A 4ª edição do Prêmio Engenho Mulher – Reconhecimento a Quem nos Transforma já tem suas vencedoras definidas. O júri formado por mulheres jornalistas escolheu três nomes que se destacam por suas trajetórias de impacto social, cultural e educacional no Distrito Federal e no Brasil. A cerimônia de premiação acontecerá no próximo dia 25 de maio, no Museu de Arte de Brasília (MAB), reunindo lideranças femininas, convidados e representantes de diversas instituições.
Neste ano, serão homenageadas Ana Paula Bernardes, líder da iniciativa Roedores de Livros; Anabele Gomes, presidente da Rede de Sementes do Cerrado; e Cristiane Sobral, escritora, ativista e defensora de políticas raciais. Cristiane é autora de obras importantes da literatura contemporânea brasileira, como “Como Não Ser Racista – Mesmo que você jure que não é” e “Não Vou Mais Lavar os Pratos”, livro que integra o Programa de Avaliação Seriada (PAS 3).
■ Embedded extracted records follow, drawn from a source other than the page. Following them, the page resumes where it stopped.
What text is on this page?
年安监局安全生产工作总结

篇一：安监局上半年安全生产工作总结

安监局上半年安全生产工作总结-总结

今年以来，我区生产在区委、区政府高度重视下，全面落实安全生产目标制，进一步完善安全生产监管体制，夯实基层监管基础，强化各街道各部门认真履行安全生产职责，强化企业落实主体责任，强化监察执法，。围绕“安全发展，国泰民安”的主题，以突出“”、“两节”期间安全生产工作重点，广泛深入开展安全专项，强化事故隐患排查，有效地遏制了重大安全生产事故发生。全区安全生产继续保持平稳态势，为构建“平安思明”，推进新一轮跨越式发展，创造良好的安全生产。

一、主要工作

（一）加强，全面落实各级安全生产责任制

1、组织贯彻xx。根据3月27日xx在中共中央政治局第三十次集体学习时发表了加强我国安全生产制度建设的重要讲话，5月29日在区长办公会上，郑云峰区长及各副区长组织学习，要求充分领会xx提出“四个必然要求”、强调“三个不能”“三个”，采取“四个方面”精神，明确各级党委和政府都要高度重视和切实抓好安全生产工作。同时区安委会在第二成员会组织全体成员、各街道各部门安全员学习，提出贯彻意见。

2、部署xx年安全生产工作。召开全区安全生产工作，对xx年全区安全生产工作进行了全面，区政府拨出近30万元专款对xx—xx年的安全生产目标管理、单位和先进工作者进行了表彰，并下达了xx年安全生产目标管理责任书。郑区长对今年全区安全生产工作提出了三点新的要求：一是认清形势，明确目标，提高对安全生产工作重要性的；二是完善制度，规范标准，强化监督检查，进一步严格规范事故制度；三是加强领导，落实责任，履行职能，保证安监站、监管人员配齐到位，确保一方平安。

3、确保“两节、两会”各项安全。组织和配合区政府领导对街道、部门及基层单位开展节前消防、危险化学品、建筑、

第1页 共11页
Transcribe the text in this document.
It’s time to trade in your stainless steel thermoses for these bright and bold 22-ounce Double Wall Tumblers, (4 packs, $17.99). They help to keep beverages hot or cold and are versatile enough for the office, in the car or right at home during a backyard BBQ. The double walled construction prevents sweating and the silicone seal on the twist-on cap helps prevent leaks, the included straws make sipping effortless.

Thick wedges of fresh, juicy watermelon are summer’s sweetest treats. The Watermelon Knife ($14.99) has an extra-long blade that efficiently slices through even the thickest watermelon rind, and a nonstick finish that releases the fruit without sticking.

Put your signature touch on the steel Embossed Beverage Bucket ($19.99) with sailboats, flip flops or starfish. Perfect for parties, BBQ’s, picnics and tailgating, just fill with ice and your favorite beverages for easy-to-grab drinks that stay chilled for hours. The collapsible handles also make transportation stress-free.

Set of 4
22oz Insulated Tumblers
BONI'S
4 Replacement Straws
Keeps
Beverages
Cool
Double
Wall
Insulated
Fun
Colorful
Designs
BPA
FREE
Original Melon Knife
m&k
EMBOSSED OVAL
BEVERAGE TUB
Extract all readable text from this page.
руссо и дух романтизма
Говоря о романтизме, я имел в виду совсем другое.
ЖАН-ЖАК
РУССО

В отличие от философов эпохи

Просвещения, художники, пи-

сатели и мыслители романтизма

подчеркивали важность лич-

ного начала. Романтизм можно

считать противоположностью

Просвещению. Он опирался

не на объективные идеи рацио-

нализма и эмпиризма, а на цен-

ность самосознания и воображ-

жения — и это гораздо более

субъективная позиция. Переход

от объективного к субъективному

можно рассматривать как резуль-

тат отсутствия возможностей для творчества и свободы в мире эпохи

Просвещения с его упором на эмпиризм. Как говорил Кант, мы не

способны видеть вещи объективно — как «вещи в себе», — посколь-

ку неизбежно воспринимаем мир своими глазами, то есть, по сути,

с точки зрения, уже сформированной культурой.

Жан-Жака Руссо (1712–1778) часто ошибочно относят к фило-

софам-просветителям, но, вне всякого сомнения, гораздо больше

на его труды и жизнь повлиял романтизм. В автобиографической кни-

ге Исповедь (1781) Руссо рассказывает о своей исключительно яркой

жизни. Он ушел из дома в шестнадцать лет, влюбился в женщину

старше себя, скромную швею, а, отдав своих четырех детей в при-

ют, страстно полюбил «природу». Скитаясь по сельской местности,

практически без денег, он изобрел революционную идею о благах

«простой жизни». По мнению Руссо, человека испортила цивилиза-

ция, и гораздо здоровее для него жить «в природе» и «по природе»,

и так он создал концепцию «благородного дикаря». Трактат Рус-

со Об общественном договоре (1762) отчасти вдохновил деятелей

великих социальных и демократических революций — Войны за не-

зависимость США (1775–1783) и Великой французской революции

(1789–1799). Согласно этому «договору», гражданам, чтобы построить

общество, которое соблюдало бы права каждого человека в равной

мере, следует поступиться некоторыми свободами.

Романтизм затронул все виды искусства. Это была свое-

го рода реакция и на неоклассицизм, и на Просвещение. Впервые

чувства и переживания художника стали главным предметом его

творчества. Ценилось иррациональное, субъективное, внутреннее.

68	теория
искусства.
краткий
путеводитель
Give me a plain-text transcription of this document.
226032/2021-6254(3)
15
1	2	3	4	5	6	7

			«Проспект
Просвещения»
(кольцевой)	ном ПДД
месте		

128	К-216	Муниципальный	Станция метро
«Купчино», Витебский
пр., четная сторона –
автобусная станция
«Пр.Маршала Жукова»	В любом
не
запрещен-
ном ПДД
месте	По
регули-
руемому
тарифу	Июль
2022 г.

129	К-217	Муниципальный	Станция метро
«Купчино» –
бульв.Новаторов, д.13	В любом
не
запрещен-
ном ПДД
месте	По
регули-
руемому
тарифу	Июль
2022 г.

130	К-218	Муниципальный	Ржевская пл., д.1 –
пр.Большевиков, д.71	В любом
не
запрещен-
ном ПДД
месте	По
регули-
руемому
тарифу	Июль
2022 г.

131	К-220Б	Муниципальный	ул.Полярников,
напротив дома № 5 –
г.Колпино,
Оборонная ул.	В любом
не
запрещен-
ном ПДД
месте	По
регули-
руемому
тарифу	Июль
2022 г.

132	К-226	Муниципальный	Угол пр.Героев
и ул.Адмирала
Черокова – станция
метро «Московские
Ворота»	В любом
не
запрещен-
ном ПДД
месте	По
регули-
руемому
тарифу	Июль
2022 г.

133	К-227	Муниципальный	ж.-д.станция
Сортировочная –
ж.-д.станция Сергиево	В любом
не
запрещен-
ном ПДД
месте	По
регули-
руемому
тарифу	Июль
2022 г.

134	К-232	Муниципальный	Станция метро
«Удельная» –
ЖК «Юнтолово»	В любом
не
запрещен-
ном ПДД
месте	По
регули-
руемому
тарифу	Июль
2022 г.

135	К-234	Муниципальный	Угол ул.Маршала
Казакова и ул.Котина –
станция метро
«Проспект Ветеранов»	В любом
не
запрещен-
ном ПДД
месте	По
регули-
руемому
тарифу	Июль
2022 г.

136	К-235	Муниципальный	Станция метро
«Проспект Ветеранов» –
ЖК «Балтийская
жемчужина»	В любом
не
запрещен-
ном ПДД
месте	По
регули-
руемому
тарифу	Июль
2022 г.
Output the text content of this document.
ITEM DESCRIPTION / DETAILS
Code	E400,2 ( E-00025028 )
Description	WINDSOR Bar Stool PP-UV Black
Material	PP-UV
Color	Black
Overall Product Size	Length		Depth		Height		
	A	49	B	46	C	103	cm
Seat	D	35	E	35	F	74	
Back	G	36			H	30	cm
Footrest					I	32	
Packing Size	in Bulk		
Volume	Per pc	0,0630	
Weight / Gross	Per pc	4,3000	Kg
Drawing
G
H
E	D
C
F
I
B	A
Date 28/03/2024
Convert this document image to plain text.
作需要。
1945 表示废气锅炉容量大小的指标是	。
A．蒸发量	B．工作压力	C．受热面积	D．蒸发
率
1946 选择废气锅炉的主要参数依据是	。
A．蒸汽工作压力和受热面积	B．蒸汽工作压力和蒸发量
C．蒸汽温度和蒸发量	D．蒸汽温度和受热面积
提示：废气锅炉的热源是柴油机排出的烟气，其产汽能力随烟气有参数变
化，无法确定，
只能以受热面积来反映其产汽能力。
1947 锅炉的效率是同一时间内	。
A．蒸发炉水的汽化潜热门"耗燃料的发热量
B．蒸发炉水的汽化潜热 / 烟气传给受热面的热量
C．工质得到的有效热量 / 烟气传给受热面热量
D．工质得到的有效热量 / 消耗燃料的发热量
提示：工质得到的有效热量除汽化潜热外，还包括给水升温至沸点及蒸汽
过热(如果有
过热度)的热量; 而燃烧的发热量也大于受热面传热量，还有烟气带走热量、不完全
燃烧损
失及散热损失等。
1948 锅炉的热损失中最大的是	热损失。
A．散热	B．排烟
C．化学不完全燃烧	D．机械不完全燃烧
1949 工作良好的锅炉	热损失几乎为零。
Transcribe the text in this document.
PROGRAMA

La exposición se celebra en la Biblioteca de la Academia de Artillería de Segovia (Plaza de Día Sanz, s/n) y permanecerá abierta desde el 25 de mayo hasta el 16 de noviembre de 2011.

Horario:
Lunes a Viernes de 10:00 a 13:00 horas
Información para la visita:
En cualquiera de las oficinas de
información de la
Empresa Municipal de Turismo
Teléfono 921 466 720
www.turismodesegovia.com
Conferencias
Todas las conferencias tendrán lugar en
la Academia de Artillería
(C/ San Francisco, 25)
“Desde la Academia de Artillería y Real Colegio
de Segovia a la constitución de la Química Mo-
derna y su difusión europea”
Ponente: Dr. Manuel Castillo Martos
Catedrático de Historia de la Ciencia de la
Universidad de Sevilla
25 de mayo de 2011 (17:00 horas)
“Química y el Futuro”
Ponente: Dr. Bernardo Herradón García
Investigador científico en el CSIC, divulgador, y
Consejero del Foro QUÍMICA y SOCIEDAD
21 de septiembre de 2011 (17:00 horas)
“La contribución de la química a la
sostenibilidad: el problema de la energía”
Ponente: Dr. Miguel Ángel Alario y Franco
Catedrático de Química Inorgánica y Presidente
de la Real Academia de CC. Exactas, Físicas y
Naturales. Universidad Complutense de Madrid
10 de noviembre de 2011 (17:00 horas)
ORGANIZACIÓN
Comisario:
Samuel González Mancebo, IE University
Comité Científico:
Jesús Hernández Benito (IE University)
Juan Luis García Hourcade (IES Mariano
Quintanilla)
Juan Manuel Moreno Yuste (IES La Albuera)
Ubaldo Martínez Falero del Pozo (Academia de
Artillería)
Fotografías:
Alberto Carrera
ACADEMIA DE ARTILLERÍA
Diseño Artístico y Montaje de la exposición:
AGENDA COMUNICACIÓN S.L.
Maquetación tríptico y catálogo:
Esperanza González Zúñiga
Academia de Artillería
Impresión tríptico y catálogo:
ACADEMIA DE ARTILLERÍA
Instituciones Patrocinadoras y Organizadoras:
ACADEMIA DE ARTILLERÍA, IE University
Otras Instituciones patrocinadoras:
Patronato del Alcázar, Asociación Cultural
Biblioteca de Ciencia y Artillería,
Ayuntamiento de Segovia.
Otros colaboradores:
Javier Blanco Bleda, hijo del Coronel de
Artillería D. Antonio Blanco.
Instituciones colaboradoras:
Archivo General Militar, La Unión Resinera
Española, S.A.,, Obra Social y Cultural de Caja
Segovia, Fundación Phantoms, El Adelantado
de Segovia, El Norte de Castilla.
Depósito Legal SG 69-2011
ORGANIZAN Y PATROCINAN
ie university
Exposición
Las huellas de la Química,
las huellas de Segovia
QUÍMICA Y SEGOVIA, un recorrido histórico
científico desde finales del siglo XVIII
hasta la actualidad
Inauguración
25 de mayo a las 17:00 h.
A comissão julgadora da edição 2026 foi composta pelas jornalistas Basília Rodrigues, Cláudia Meirelles, Márcia Zarur, Neila Medeiros, Paola Lima e Sibele Negromonte. O grupo ficou responsável por avaliar trajetórias e projetos desenvolvidos por mulheres que promovem transformação social, empreendedorismo, cidadania e defesa dos Direitos Humanos.
Criado pela jornalista e ativista Kátia Cubel, o Prêmio Engenho Mulher busca ampliar a visibilidade de mulheres que atuam em diferentes áreas da sociedade e reforçar a importância da equidade de gênero em ambientes institucionais, culturais e econômicos. A iniciativa também destaca histórias inspiradoras de liderança feminina e ações que contribuem para mudanças positivas em suas comunidades.
A edição 2026 conta com patrocínio da Fibra, do programa de economia circular Glass is Good e de Alves Correa & Veríssimo Advogados Associados. O prêmio também recebe apoio do Sebrae-DF, do Boulevard Shopping, da Secretaria de Economia Criativa e do Museu de Arte de Brasília. O menu da solenidade será assinado pelo Chocolat Bufê e Gastronomia.